UE has filed unfair labor practice charges with the National Labor Relations Board against FCi Federal, the private contractor that now operates the Nebraska Service Center in Lincoln for the United States Citizenship and Immigration Service (USCIS), in response to the company’s suspension of three union leaders for their union activity, and failure to bargain in good faith.

Last Wednesday, October 14, FCi Federal imposed suspensions without pay on three leaders of the union at the service center, UE Local 808. Earlier that day, at 2:30 p.m, 27 workers who were off-duty and “off the clock” at the time, had assembled outside the office of site director June Glynn office to object to the company’s sudden unilateral change in their hours, which caused hardship for many workers.

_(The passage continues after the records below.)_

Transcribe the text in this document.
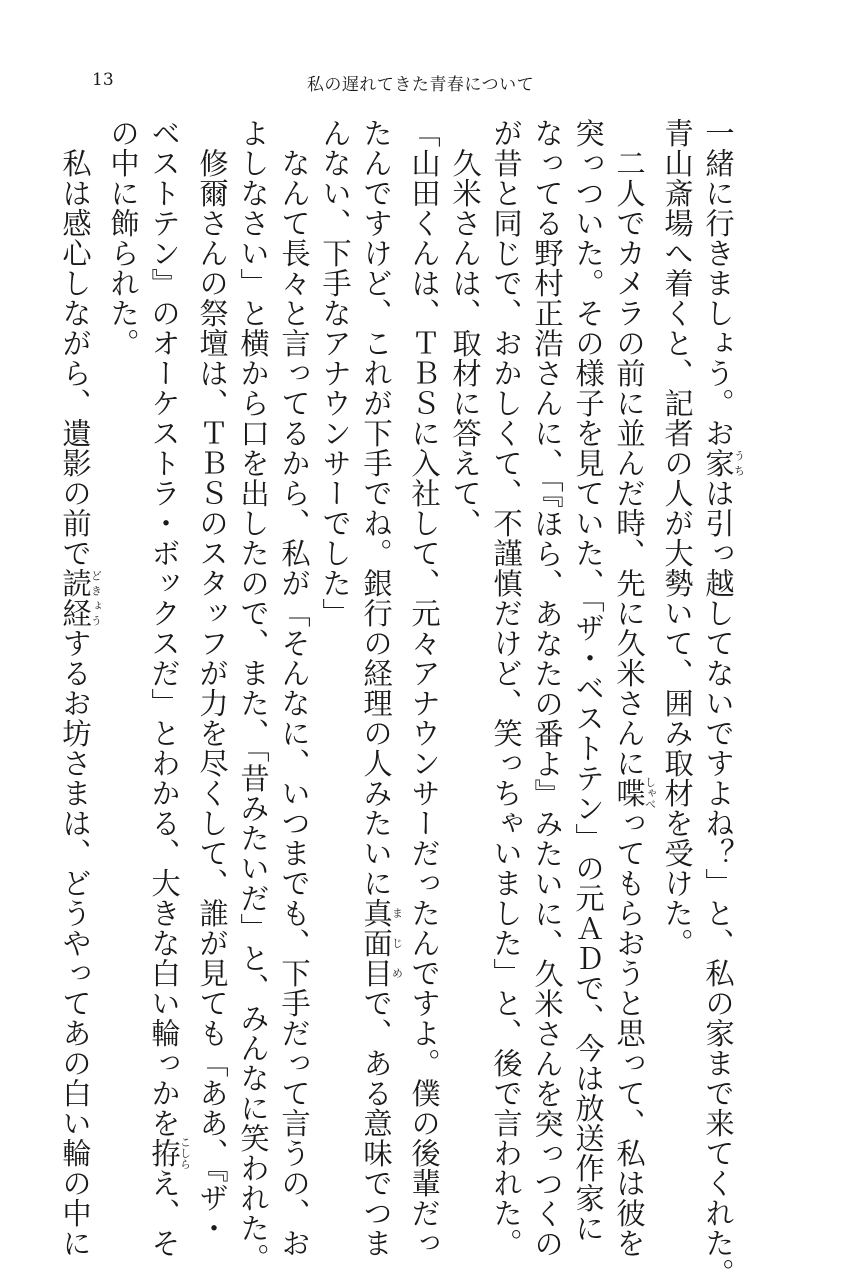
13	私の遅れてきた青春について
一緒に行きましょう。お家うちは引っ越してないですよね？」と、私の家まで来てくれた。
青山斎場へ着くと、記者の人が大勢いて、囲み取材を受けた。
　二人でカメラの前に並んだ時、先に久米さんに喋しゃべってもらおうと思って、私は彼を
突っついた。その様子を見ていた、「ザ・ベストテン」の元ＡＤで、今は放送作家に
なってる野村正浩さんに、「『ほら、あなたの番よ』みたいに、久米さんを突っつくの
が昔と同じで、おかしくて、不謹慎だけど、笑っちゃいました」と、後で言われた。
　久米さんは、取材に答えて、
「山田くんは、ＴＢＳに入社して、元々アナウンサーだったんですよ。僕の後輩だっ
たんですけど、これが下手でね。銀行の経理の人みたいに真面目まじめで、ある意味でつま
んない、下手なアナウンサーでした」
　なんて長々と言ってるから、私が「そんなに、いつまでも、下手だって言うの、お
よしなさい」と横から口を出したので、また、「昔みたいだ」と、みんなに笑われた。
　修爾さんの祭壇は、ＴＢＳのスタッフが力を尽くして、誰が見ても「ああ、『ザ・
ベストテン』のオーケストラ・ボックスだ」とわかる、大きな白い輪っかを拵こしらえ、そ
の中に飾られた。
　私は感心しながら、遺影の前で読経どきょうするお坊さまは、どうやってあの白い輪の中に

The three workers who went into the director’s office spoke in behalf of their co-workers are the three workers who have been suspended: Zachary Knipe, Andrew Martens and Ashley Neukirch. All three are elected members of the union’s negotiating committee. They spoke courteously and respectfully to the manager, and contrary to the false claims issued by the company after the event, they were never “aggressive” and did not “threaten” nor “intimidate” the director nor anyone else. Knipe says that the entire meeting lasted two to three minutes, and states, “Andrew, Ashley and I were courteous and professional from start to finish. We were assertive, clear and matter-of-fact in our presentation of our grievance but never disrespectful.” However, he says that Glynn responded with a “rude and dismissive tone.”

Glynn did commit to providing a response to the union members by the end of the business day. However, that response, which came at about 5:30 p.m., was the unpaid suspension of the three spokespersons for the union in her earlier meeting.

The event that led to the workers’ visit to the director’s office was the company’s announcement to workers at around 1:00 p.m. on Wednesday, October 14, that they would all be required to work two hours overtime on each of the following two days, October 15 and 16, but that because October 12 had been a holiday, they would not receive overtime premium pay.

Workers objected that this sudden change in their schedules would cause hardships in their arrangements for childcare, picking up children from school, and other aspects of people’s family and personal lives. In addition, because the workers are now represented by a union, the law requires that changes such as these must be negotiated with the union.

Workers voted to join UE by landslide margins in an election conducted by the NLRB on May 6 and 7. The workers, employed at the time by two contractors, voted for UE by 115 to 40 in the larger group, and 65 to 27 in the second group. But despite the overwhelming vote for the union in May, the employer has stalled bargaining and made inadequate offers.

Workers at the Nebraska Service Center process federal forms related to citizenship and immigration, the same kind of work that's also performed by UE Local 208 members at the Vermont Service Center in St. Albans and Local 1008 members in Laguna Niguel, California.